Frederico Brasil/Futura Press/Estadão Conteúdo
Imagem: Frederico Brasil/Futura Press/Estadão Conteúdo

Do UOL, em São Paulo

15/02/2020 13h26Atualizada em 17/02/2020 12h05

Resumo da notícia

  • Brasil possui mais de 773 mil presos, segundo dados divulgados pelo Depen ontem
  • Moro disse que número não é dos maiores do mundo na comparação com a população

O ministro da Justiça, Sergio Moro, disse hoje nas redes sociais que "não se resolve a criminalidade abrindo as portas das cadeias".

O comentário do ex-juiz federal é a respeito dos dados divulgados pelo Depen (Departamento Penitenciário Nacional). O Brasil possui mais de 773 mil presos em unidades prisionais e nas carceragens das delegacias, uma alta de quase 4% em relação a 2018.

Segundo Moro, "do atual Ministério da Justiça, você não vai ouvir o surrado discurso de que se prende demais no Brasil". "Precisamos, sim, melhorar as prisões e a reabilitação dos presos. Mas não se resolve a criminalidade abrindo as portas das cadeias."

De acordo com o ministro, o número absoluto -mais de 773 mil— é elevado, mas faz uma ponderação. "O número relativo, de 367,91 presos por 100 mil habitantes, não é dos maiores em comparação com o mundo", pontua

"De todo modo, o único meio de diminuir o número de presos é diminuindo o número de crimes, não há outra alternativa", completa.

"Temos poucas vagas"

Ontem, durante a apresentação dos dados, o diretor-geral do Depen, Fabiano Bordignon, disse que o governo está trabalhando para reduzir o déficit de vagas nos presídios.

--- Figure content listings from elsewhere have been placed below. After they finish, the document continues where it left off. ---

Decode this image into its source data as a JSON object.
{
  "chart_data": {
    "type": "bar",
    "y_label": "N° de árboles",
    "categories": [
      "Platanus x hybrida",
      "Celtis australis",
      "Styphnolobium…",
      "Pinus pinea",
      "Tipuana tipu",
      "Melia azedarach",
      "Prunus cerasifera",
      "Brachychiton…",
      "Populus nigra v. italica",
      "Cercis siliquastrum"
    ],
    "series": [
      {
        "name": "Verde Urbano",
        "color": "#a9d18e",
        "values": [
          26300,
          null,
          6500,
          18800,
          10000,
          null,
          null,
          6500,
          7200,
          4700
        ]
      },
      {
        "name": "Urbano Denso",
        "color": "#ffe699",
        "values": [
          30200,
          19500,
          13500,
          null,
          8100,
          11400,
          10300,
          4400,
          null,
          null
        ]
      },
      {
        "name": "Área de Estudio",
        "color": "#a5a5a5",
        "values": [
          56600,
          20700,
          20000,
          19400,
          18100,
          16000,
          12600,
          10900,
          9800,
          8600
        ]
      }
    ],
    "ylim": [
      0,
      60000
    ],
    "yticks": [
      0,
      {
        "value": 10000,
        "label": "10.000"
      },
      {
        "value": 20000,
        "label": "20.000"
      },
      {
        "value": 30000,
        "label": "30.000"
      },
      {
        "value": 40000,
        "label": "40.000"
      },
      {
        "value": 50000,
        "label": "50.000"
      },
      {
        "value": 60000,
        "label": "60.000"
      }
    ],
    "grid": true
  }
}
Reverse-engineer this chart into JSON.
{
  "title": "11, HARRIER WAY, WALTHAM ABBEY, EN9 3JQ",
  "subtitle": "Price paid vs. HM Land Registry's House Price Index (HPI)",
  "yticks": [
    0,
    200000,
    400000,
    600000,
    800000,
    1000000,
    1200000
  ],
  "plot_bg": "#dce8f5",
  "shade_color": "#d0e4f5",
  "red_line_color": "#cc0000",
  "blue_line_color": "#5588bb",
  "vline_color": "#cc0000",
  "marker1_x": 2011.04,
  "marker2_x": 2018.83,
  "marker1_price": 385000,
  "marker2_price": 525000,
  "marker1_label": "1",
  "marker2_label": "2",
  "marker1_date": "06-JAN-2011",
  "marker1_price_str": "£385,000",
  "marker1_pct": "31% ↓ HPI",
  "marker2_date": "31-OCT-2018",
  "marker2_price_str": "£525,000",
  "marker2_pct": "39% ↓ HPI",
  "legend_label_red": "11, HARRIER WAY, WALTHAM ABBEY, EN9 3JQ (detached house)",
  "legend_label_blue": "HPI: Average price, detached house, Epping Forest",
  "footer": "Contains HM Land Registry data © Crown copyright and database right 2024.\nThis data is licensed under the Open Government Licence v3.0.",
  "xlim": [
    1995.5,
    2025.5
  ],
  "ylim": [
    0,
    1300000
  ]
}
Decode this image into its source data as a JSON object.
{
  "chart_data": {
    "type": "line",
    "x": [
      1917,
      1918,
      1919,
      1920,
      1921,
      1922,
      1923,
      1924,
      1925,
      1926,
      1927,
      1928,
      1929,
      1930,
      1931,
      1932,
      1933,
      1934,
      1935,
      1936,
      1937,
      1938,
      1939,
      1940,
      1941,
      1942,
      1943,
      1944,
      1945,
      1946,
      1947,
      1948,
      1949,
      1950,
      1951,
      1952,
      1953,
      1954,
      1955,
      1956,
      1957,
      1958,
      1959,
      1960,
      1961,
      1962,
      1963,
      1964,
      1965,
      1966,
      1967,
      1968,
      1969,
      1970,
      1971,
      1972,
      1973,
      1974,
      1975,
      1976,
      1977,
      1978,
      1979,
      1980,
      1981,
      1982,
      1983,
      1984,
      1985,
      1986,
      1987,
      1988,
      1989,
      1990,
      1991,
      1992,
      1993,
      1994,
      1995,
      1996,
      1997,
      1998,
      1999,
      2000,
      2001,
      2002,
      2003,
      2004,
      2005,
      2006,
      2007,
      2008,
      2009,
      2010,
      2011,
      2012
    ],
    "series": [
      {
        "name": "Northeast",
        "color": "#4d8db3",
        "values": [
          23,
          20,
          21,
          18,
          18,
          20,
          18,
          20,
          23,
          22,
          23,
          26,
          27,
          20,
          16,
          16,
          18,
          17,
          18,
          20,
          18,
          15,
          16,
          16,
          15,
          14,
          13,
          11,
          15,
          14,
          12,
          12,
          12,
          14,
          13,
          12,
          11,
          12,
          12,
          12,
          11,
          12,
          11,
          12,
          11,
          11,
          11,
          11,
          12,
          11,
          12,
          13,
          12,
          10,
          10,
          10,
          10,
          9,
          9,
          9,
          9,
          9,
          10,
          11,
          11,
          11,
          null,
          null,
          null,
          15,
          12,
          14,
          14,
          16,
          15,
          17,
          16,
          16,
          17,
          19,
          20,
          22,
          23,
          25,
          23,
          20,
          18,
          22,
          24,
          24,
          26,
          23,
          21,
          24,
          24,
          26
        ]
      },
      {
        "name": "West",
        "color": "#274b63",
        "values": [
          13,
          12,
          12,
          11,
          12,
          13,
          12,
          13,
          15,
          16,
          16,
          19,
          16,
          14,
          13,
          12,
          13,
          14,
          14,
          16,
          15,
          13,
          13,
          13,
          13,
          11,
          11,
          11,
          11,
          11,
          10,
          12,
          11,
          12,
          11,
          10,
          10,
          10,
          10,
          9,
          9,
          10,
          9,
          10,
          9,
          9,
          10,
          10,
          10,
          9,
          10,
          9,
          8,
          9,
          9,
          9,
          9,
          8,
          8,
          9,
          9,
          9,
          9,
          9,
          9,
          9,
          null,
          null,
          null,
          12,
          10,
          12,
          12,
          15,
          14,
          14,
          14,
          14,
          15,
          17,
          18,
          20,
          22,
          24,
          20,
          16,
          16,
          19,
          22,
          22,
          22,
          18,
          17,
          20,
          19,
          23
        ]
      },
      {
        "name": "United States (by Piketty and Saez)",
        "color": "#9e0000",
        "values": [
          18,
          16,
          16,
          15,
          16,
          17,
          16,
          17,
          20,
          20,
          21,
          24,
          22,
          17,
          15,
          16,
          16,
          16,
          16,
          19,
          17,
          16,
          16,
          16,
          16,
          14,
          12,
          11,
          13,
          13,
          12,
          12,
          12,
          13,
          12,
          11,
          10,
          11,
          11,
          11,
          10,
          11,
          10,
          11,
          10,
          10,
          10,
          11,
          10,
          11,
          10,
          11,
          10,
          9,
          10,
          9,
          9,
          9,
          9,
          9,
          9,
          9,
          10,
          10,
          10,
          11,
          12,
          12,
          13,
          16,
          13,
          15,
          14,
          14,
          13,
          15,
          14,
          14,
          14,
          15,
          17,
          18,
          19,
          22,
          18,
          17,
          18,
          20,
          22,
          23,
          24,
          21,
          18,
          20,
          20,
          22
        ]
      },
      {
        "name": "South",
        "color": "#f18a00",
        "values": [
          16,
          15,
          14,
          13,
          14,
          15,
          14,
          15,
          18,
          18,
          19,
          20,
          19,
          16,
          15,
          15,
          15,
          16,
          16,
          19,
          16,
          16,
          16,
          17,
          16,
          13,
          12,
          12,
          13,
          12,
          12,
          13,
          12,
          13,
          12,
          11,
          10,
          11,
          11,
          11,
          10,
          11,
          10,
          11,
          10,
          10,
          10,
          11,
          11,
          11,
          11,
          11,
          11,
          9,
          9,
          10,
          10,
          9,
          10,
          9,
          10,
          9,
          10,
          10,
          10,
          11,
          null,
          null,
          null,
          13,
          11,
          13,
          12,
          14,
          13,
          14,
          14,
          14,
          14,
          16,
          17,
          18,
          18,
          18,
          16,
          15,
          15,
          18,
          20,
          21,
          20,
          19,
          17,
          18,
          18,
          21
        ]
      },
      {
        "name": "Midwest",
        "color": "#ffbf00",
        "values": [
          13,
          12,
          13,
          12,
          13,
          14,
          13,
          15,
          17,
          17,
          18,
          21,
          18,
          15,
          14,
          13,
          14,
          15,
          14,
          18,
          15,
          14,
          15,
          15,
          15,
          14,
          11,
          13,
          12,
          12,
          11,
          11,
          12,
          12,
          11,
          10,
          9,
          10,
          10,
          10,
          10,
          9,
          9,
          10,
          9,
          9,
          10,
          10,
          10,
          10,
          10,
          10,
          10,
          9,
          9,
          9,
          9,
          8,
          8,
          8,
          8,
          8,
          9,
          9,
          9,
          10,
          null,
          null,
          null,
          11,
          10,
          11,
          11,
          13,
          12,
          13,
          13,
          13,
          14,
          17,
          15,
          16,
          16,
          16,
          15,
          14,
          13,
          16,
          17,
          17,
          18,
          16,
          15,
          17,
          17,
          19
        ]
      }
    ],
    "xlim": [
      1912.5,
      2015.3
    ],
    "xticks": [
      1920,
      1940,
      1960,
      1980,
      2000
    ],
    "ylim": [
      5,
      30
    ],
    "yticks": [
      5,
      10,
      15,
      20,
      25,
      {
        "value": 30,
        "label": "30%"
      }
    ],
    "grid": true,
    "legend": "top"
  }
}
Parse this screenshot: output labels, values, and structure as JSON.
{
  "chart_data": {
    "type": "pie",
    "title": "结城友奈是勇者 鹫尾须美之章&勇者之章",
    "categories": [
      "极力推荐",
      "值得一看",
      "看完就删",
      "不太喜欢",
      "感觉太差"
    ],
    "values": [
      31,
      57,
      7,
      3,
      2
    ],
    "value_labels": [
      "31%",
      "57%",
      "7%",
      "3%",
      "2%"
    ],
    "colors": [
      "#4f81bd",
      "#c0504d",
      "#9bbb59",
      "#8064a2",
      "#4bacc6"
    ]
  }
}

Segundo Bordignon, a estimativa é que sejam criadas 20 mil vagas este ano. A previsão é de um total de 100 mil até 2022.

"Não temos muitos presos no Brasil, na verdade temos poucas vagas. O problema não é quantos presos você tem, mas o que você faz com os presos que possui. Tem que ter trabalho", disse Bordigon.

De acordo com o diretor, além da criação de vagas, também é prioridade do governo investir em projetos voltados para a formação profissional dos presos e na atenção aos egressos.

"O trabalho é uma possibilidade, uma ferramenta de tomada de controle [dos presos]", disse Bordigon, para quem deve haver uma atenção especial aos egressos do sistema prisional. "Às vezes você investindo R$ 50 por preso egresso, ele não volta para uma unidade prisional e vamos ter mais uma vaga", acrescentou.

Bordingon disse ainda que o número de presos provisórios no país não é grande, se comparado ao total de população. De acordo com o diretor, em números relativos, o Brasil ocupa a 24ª posição entre os países com o maior número de presos provisórios.

"Quem está na frente da gente são Estados Unidos, Cuba, que chegam a 550 presos a cada 100 mil habitantes", disse.